The $600 billion question: Where are banking's technology gains going?

The $600 billion question: Where are banking’s technology gains going? — By Michael Powrie
The $600 billion question: Where are banking's technology gains going?
Written By:
Arundhati Kumar
Published on
Updated on

Banks are spending more on technology than ever before and have less to show for it than they should.

Despite the sector's net income hitting $1.2 trillion globally in 2024, McKinsey flags a stubborn disconnect: banks spend roughly $600 billion a year on banking technology, yet productivity gains remain low and valuations trail nearly every other industry by close to 70%. The money is going in. The returns are not coming out. A large part of that gap comes down to three compounding challenges that the industry has not yet solved. So what are they, and what would a genuinely better system look like?

Three challenges the industry hasn't cracked

The first is customer expectation. 71% of consumers expect personalised interactions, and 76% get frustrated when this doesn't happen. Yet the gap between what customers expect and what most banks actually deliver is not narrowing. It is widening.

The second is compliance complexity. US and Canadian financial institutions spend $61 billion a year on financial crime compliance, with compliance costs having increased for 99% of financial institutions. Regulatory burden is not a static cost. It is growing.

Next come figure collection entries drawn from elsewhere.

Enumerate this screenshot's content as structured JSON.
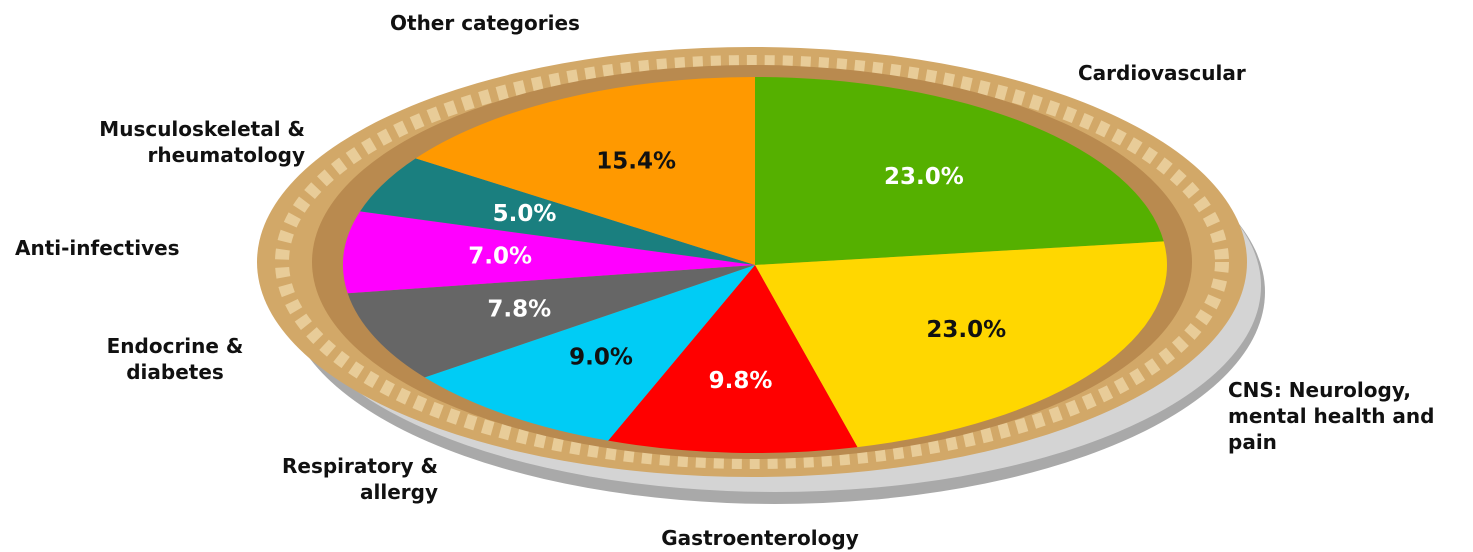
{
  "chart_data": {
    "type": "pie",
    "categories": [
      "Cardiovascular",
      "CNS: Neurology, mental health and pain",
      "Gastroenterology",
      "Respiratory & allergy",
      "Endocrine & diabetes",
      "Anti-infectives",
      "Musculoskeletal & rheumatology",
      "Other categories"
    ],
    "values": [
      23.0,
      23.0,
      9.8,
      9.0,
      7.8,
      7.0,
      5.0,
      15.4
    ],
    "value_labels": [
      "23.0%",
      "23.0%",
      "9.8%",
      "9.0%",
      "7.8%",
      "7.0%",
      "5.0%",
      "15.4%"
    ],
    "colors": [
      "#55b000",
      "#ffd700",
      "#ff0000",
      "#00ccf5",
      "#666666",
      "#ff00ff",
      "#1a7f7f",
      "#ff9900"
    ],
    "label_colors": [
      "#ffffff",
      "#111111",
      "#ffffff",
      "#111111",
      "#ffffff",
      "#ffffff",
      "#ffffff",
      "#111111"
    ]
  }
}
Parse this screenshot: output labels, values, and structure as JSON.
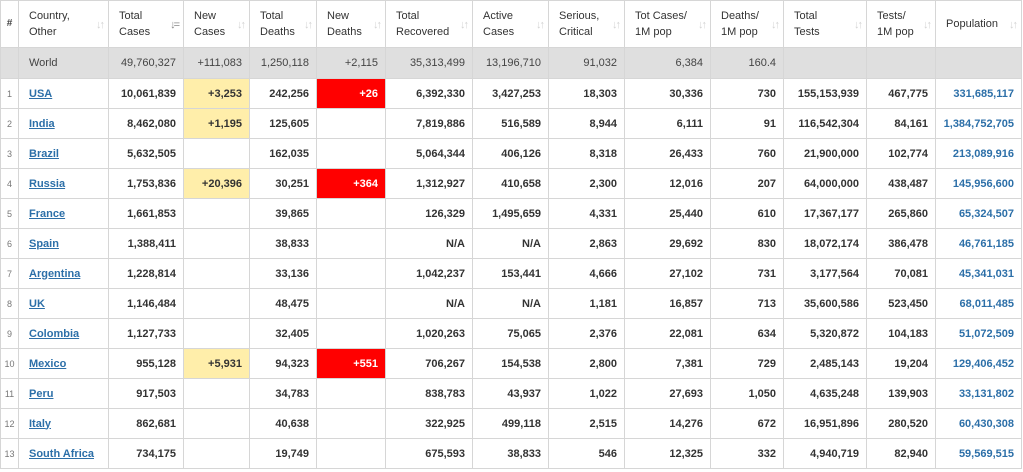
{
  "headers": [
    {
      "key": "rank",
      "label": "#",
      "sorted": false
    },
    {
      "key": "country",
      "label": "Country,\nOther",
      "sorted": false
    },
    {
      "key": "total_cases",
      "label": "Total\nCases",
      "sorted": true
    },
    {
      "key": "new_cases",
      "label": "New\nCases",
      "sorted": false
    },
    {
      "key": "total_deaths",
      "label": "Total\nDeaths",
      "sorted": false
    },
    {
      "key": "new_deaths",
      "label": "New\nDeaths",
      "sorted": false
    },
    {
      "key": "total_recovered",
      "label": "Total\nRecovered",
      "sorted": false
    },
    {
      "key": "active_cases",
      "label": "Active\nCases",
      "sorted": false
    },
    {
      "key": "serious_critical",
      "label": "Serious,\nCritical",
      "sorted": false
    },
    {
      "key": "tot_cases_1m",
      "label": "Tot Cases/\n1M pop",
      "sorted": false
    },
    {
      "key": "deaths_1m",
      "label": "Deaths/\n1M pop",
      "sorted": false
    },
    {
      "key": "total_tests",
      "label": "Total\nTests",
      "sorted": false
    },
    {
      "key": "tests_1m",
      "label": "Tests/\n1M pop",
      "sorted": false
    },
    {
      "key": "population",
      "label": "Population",
      "sorted": false
    }
  ],
  "sort_icons": {
    "unsorted": "↓↑",
    "sorted": "↓="
  },
  "world": {
    "country": "World",
    "total_cases": "49,760,327",
    "new_cases": "+111,083",
    "total_deaths": "1,250,118",
    "new_deaths": "+2,115",
    "total_recovered": "35,313,499",
    "active_cases": "13,196,710",
    "serious_critical": "91,032",
    "tot_cases_1m": "6,384",
    "deaths_1m": "160.4",
    "total_tests": "",
    "tests_1m": "",
    "population": ""
  },
  "rows": [
    {
      "rank": "1",
      "country": "USA",
      "total_cases": "10,061,839",
      "new_cases": "+3,253",
      "total_deaths": "242,256",
      "new_deaths": "+26",
      "total_recovered": "6,392,330",
      "active_cases": "3,427,253",
      "serious_critical": "18,303",
      "tot_cases_1m": "30,336",
      "deaths_1m": "730",
      "total_tests": "155,153,939",
      "tests_1m": "467,775",
      "population": "331,685,117"
    },
    {
      "rank": "2",
      "country": "India",
      "total_cases": "8,462,080",
      "new_cases": "+1,195",
      "total_deaths": "125,605",
      "new_deaths": "",
      "total_recovered": "7,819,886",
      "active_cases": "516,589",
      "serious_critical": "8,944",
      "tot_cases_1m": "6,111",
      "deaths_1m": "91",
      "total_tests": "116,542,304",
      "tests_1m": "84,161",
      "population": "1,384,752,705"
    },
    {
      "rank": "3",
      "country": "Brazil",
      "total_cases": "5,632,505",
      "new_cases": "",
      "total_deaths": "162,035",
      "new_deaths": "",
      "total_recovered": "5,064,344",
      "active_cases": "406,126",
      "serious_critical": "8,318",
      "tot_cases_1m": "26,433",
      "deaths_1m": "760",
      "total_tests": "21,900,000",
      "tests_1m": "102,774",
      "population": "213,089,916"
    },
    {
      "rank": "4",
      "country": "Russia",
      "total_cases": "1,753,836",
      "new_cases": "+20,396",
      "total_deaths": "30,251",
      "new_deaths": "+364",
      "total_recovered": "1,312,927",
      "active_cases": "410,658",
      "serious_critical": "2,300",
      "tot_cases_1m": "12,016",
      "deaths_1m": "207",
      "total_tests": "64,000,000",
      "tests_1m": "438,487",
      "population": "145,956,600"
    },
    {
      "rank": "5",
      "country": "France",
      "total_cases": "1,661,853",
      "new_cases": "",
      "total_deaths": "39,865",
      "new_deaths": "",
      "total_recovered": "126,329",
      "active_cases": "1,495,659",
      "serious_critical": "4,331",
      "tot_cases_1m": "25,440",
      "deaths_1m": "610",
      "total_tests": "17,367,177",
      "tests_1m": "265,860",
      "population": "65,324,507"
    },
    {
      "rank": "6",
      "country": "Spain",
      "total_cases": "1,388,411",
      "new_cases": "",
      "total_deaths": "38,833",
      "new_deaths": "",
      "total_recovered": "N/A",
      "active_cases": "N/A",
      "serious_critical": "2,863",
      "tot_cases_1m": "29,692",
      "deaths_1m": "830",
      "total_tests": "18,072,174",
      "tests_1m": "386,478",
      "population": "46,761,185"
    },
    {
      "rank": "7",
      "country": "Argentina",
      "total_cases": "1,228,814",
      "new_cases": "",
      "total_deaths": "33,136",
      "new_deaths": "",
      "total_recovered": "1,042,237",
      "active_cases": "153,441",
      "serious_critical": "4,666",
      "tot_cases_1m": "27,102",
      "deaths_1m": "731",
      "total_tests": "3,177,564",
      "tests_1m": "70,081",
      "population": "45,341,031"
    },
    {
      "rank": "8",
      "country": "UK",
      "total_cases": "1,146,484",
      "new_cases": "",
      "total_deaths": "48,475",
      "new_deaths": "",
      "total_recovered": "N/A",
      "active_cases": "N/A",
      "serious_critical": "1,181",
      "tot_cases_1m": "16,857",
      "deaths_1m": "713",
      "total_tests": "35,600,586",
      "tests_1m": "523,450",
      "population": "68,011,485"
    },
    {
      "rank": "9",
      "country": "Colombia",
      "total_cases": "1,127,733",
      "new_cases": "",
      "total_deaths": "32,405",
      "new_deaths": "",
      "total_recovered": "1,020,263",
      "active_cases": "75,065",
      "serious_critical": "2,376",
      "tot_cases_1m": "22,081",
      "deaths_1m": "634",
      "total_tests": "5,320,872",
      "tests_1m": "104,183",
      "population": "51,072,509"
    },
    {
      "rank": "10",
      "country": "Mexico",
      "total_cases": "955,128",
      "new_cases": "+5,931",
      "total_deaths": "94,323",
      "new_deaths": "+551",
      "total_recovered": "706,267",
      "active_cases": "154,538",
      "serious_critical": "2,800",
      "tot_cases_1m": "7,381",
      "deaths_1m": "729",
      "total_tests": "2,485,143",
      "tests_1m": "19,204",
      "population": "129,406,452"
    },
    {
      "rank": "11",
      "country": "Peru",
      "total_cases": "917,503",
      "new_cases": "",
      "total_deaths": "34,783",
      "new_deaths": "",
      "total_recovered": "838,783",
      "active_cases": "43,937",
      "serious_critical": "1,022",
      "tot_cases_1m": "27,693",
      "deaths_1m": "1,050",
      "total_tests": "4,635,248",
      "tests_1m": "139,903",
      "population": "33,131,802"
    },
    {
      "rank": "12",
      "country": "Italy",
      "total_cases": "862,681",
      "new_cases": "",
      "total_deaths": "40,638",
      "new_deaths": "",
      "total_recovered": "322,925",
      "active_cases": "499,118",
      "serious_critical": "2,515",
      "tot_cases_1m": "14,276",
      "deaths_1m": "672",
      "total_tests": "16,951,896",
      "tests_1m": "280,520",
      "population": "60,430,308"
    },
    {
      "rank": "13",
      "country": "South Africa",
      "total_cases": "734,175",
      "new_cases": "",
      "total_deaths": "19,749",
      "new_deaths": "",
      "total_recovered": "675,593",
      "active_cases": "38,833",
      "serious_critical": "546",
      "tot_cases_1m": "12,325",
      "deaths_1m": "332",
      "total_tests": "4,940,719",
      "tests_1m": "82,940",
      "population": "59,569,515"
    }
  ],
  "colors": {
    "new_cases_bg": "#ffeeaa",
    "new_deaths_bg": "#ff0000",
    "link": "#2c6fa8",
    "world_row_bg": "#dfdfdf"
  }
}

The third is the contact centre capacity gap. According to Gartner, more than 75% of customer service leaders feel pressure from executive leadership to implement GenAI, yet most are far from realising its benefits. Meanwhile, Gartner finds that customer expectations for service interactions will only continue to rise. Contact centres are being asked to do more with the same headcount while simultaneously improving quality and containing costs. Something has to give.

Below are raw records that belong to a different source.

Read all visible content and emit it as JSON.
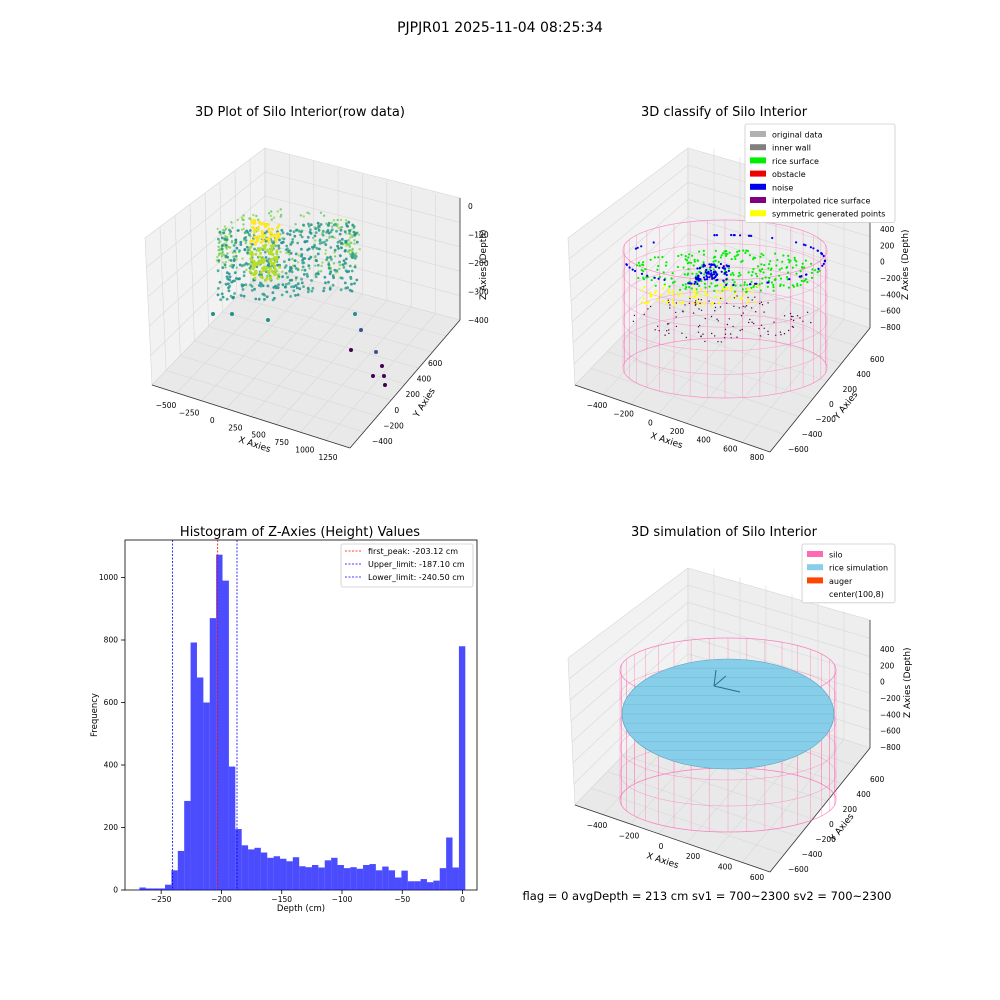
{
  "suptitle": "PJPJR01 2025-11-04 08:25:34",
  "footer": "flag = 0     avgDepth = 213 cm  sv1 = 700~2300  sv2 = 700~2300",
  "chart_data": [
    {
      "type": "scatter",
      "title": "3D Plot of Silo Interior(row data)",
      "xlabel": "X Axies",
      "ylabel": "Y Axies",
      "zlabel": "Z Axies (Depth)",
      "x_ticks": [
        "−500",
        "−250",
        "0",
        "250",
        "500",
        "750",
        "1000",
        "1250"
      ],
      "y_ticks": [
        "−400",
        "−200",
        "0",
        "200",
        "400",
        "600"
      ],
      "z_ticks": [
        "0",
        "−100",
        "−200",
        "−300",
        "−400"
      ],
      "xlim": [
        -600,
        1350
      ],
      "ylim": [
        -450,
        650
      ],
      "zlim": [
        -450,
        0
      ],
      "colormap": "viridis"
    },
    {
      "type": "scatter",
      "title": "3D classify of Silo Interior",
      "xlabel": "X Axies",
      "ylabel": "Y Axies",
      "zlabel": "Z Axies (Depth)",
      "x_ticks": [
        "−400",
        "−200",
        "0",
        "200",
        "400",
        "600",
        "800"
      ],
      "y_ticks": [
        "−600",
        "−400",
        "−200",
        "0",
        "200",
        "400",
        "600"
      ],
      "z_ticks": [
        "400",
        "200",
        "0",
        "−200",
        "−400",
        "−600",
        "−800"
      ],
      "legend": [
        {
          "label": "original data",
          "color": "#b0b0b0"
        },
        {
          "label": "inner wall",
          "color": "#808080"
        },
        {
          "label": "rice surface",
          "color": "#00ee00"
        },
        {
          "label": "obstacle",
          "color": "#ee0000"
        },
        {
          "label": "noise",
          "color": "#0000ee"
        },
        {
          "label": "interpolated rice surface",
          "color": "#800080"
        },
        {
          "label": "symmetric generated points",
          "color": "#ffff00"
        }
      ],
      "legend_position": "top-right"
    },
    {
      "type": "bar",
      "title": "Histogram of Z-Axies (Height) Values",
      "xlabel": "Depth (cm)",
      "ylabel": "Frequency",
      "xlim": [
        -280,
        12
      ],
      "ylim": [
        0,
        1120
      ],
      "x_ticks": [
        -250,
        -200,
        -150,
        -100,
        -50,
        0
      ],
      "y_ticks": [
        0,
        200,
        400,
        600,
        800,
        1000
      ],
      "bar_color": "#0000ff",
      "bin_width": 5.3,
      "bins": [
        [
          -268.0,
          8
        ],
        [
          -262.7,
          5
        ],
        [
          -257.4,
          5
        ],
        [
          -252.1,
          5
        ],
        [
          -246.8,
          17
        ],
        [
          -241.5,
          63
        ],
        [
          -236.2,
          125
        ],
        [
          -230.9,
          285
        ],
        [
          -225.6,
          792
        ],
        [
          -220.3,
          680
        ],
        [
          -215.0,
          600
        ],
        [
          -209.7,
          870
        ],
        [
          -204.4,
          1073
        ],
        [
          -199.1,
          990
        ],
        [
          -193.8,
          395
        ],
        [
          -188.5,
          195
        ],
        [
          -183.2,
          143
        ],
        [
          -177.9,
          130
        ],
        [
          -172.6,
          135
        ],
        [
          -167.3,
          120
        ],
        [
          -162.0,
          103
        ],
        [
          -156.7,
          108
        ],
        [
          -151.4,
          100
        ],
        [
          -146.1,
          92
        ],
        [
          -140.8,
          105
        ],
        [
          -135.5,
          76
        ],
        [
          -130.2,
          73
        ],
        [
          -124.9,
          80
        ],
        [
          -119.6,
          72
        ],
        [
          -114.3,
          95
        ],
        [
          -109.0,
          103
        ],
        [
          -103.7,
          80
        ],
        [
          -98.4,
          70
        ],
        [
          -93.1,
          73
        ],
        [
          -87.8,
          68
        ],
        [
          -82.5,
          80
        ],
        [
          -77.2,
          83
        ],
        [
          -71.9,
          63
        ],
        [
          -66.6,
          75
        ],
        [
          -61.3,
          63
        ],
        [
          -56.0,
          40
        ],
        [
          -50.7,
          62
        ],
        [
          -45.4,
          28
        ],
        [
          -40.1,
          28
        ],
        [
          -34.8,
          35
        ],
        [
          -29.5,
          25
        ],
        [
          -24.2,
          30
        ],
        [
          -18.9,
          70
        ],
        [
          -13.6,
          168
        ],
        [
          -8.3,
          72
        ],
        [
          -3.0,
          780
        ]
      ],
      "vlines": [
        {
          "label": "first_peak: -203.12 cm",
          "value": -203.12,
          "color": "#ff0000"
        },
        {
          "label": "Upper_limit: -187.10 cm",
          "value": -187.1,
          "color": "#0000ff"
        },
        {
          "label": "Lower_limit: -240.50 cm",
          "value": -240.5,
          "color": "#0000ff"
        }
      ],
      "legend_position": "top-right"
    },
    {
      "type": "scatter",
      "title": "3D simulation of Silo Interior",
      "xlabel": "X Axies",
      "ylabel": "Y Axies",
      "zlabel": "Z Axies (Depth)",
      "x_ticks": [
        "−400",
        "−200",
        "0",
        "200",
        "400",
        "600"
      ],
      "y_ticks": [
        "−600",
        "−400",
        "−200",
        "0",
        "200",
        "400",
        "600"
      ],
      "z_ticks": [
        "400",
        "200",
        "0",
        "−200",
        "−400",
        "−600",
        "−800"
      ],
      "legend": [
        {
          "label": "silo",
          "color": "#ff69b4"
        },
        {
          "label": "rice simulation",
          "color": "#87ceeb"
        },
        {
          "label": "auger",
          "color": "#ff4500"
        },
        {
          "label": "center(100,8)",
          "color": ""
        }
      ],
      "legend_position": "top-right"
    }
  ]
}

What a better-built system would actually look like

In an ideal world, the solution starts with the channel problem. A unified omnichannel automation layer would handle routine enquiries consistently across voice, chat and digital channels, carrying full customer context from one touchpoint to the next. No customer would have to repeat themselves when moving between channels. No agent would have to reconstruct a conversation from scratch.

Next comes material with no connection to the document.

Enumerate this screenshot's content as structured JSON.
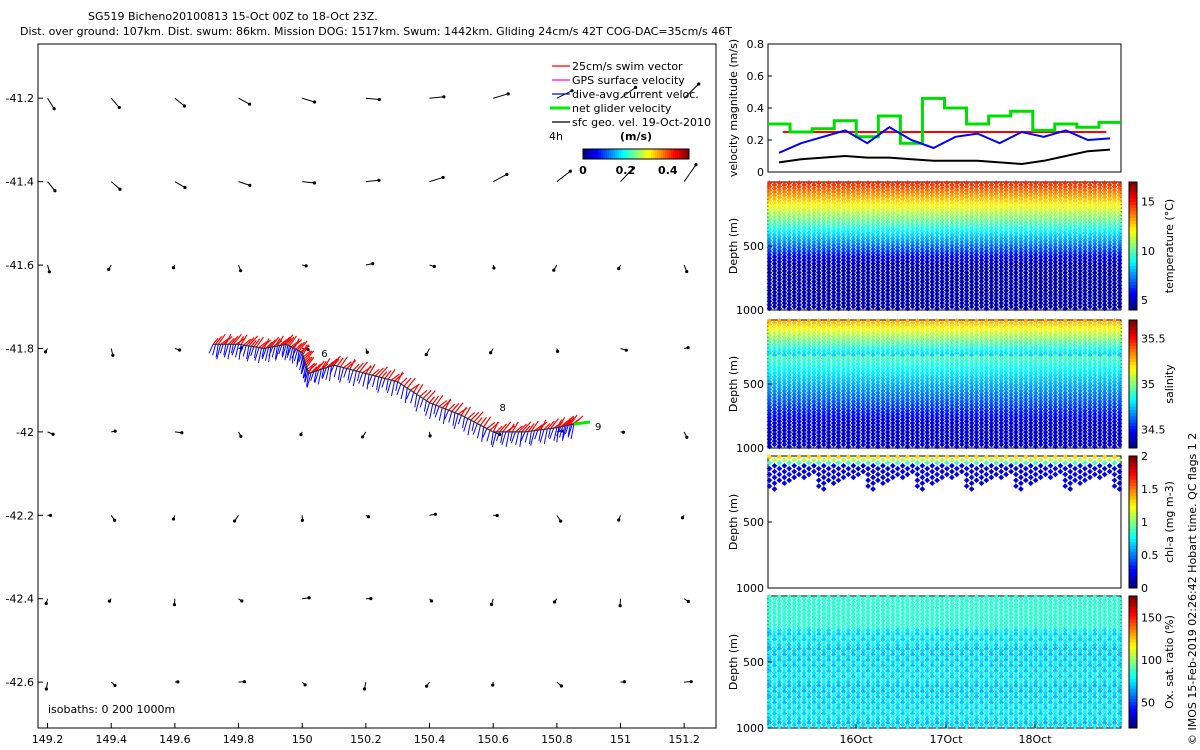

When a query does reach a human agent, the difference between a good interaction and a frustrating one often comes down to what the agent knows before the conversation even begins. Real-time agent assistance that surfaces personalised customer insights drawn from transaction history, prior interactions and behavioural signals means agents can respond with precision rather than starting from scratch mid-call.

Compliance does not have to be a bottleneck. Secure, compliance-aware workflows that embed identity verification and full interaction traceability into the process itself mean that KYC, AML, and data privacy requirements are met continuously and automatically, every time. Every interaction leaves a clean, auditable trail, removing the manual overhead that currently drives so much of that $61 billion compliance cost.

Finally, not every query should follow the same path. Intelligent routing that reads the nature and priority of an incoming request and matches it to the right specialist from the first point of contact eliminates the transfers and holds queues that erode trust fastest. Just 5% of contact centre leaders have a customer-facing GenAI solution fully deployed, which means the institutions that move on it now are not catching up. They are pulling ahead.

The $600 billion question was never really about technology spend. It was about whether that spend was reaching the places where customers actually experience the bank. For investors and executives watching the sector, the contact centre is no longer a cost line to be managed. It is the clearest signal of whether a bank's technology investment is working, and right now, for most institutions, the gap between investment and outcome has never been more visible.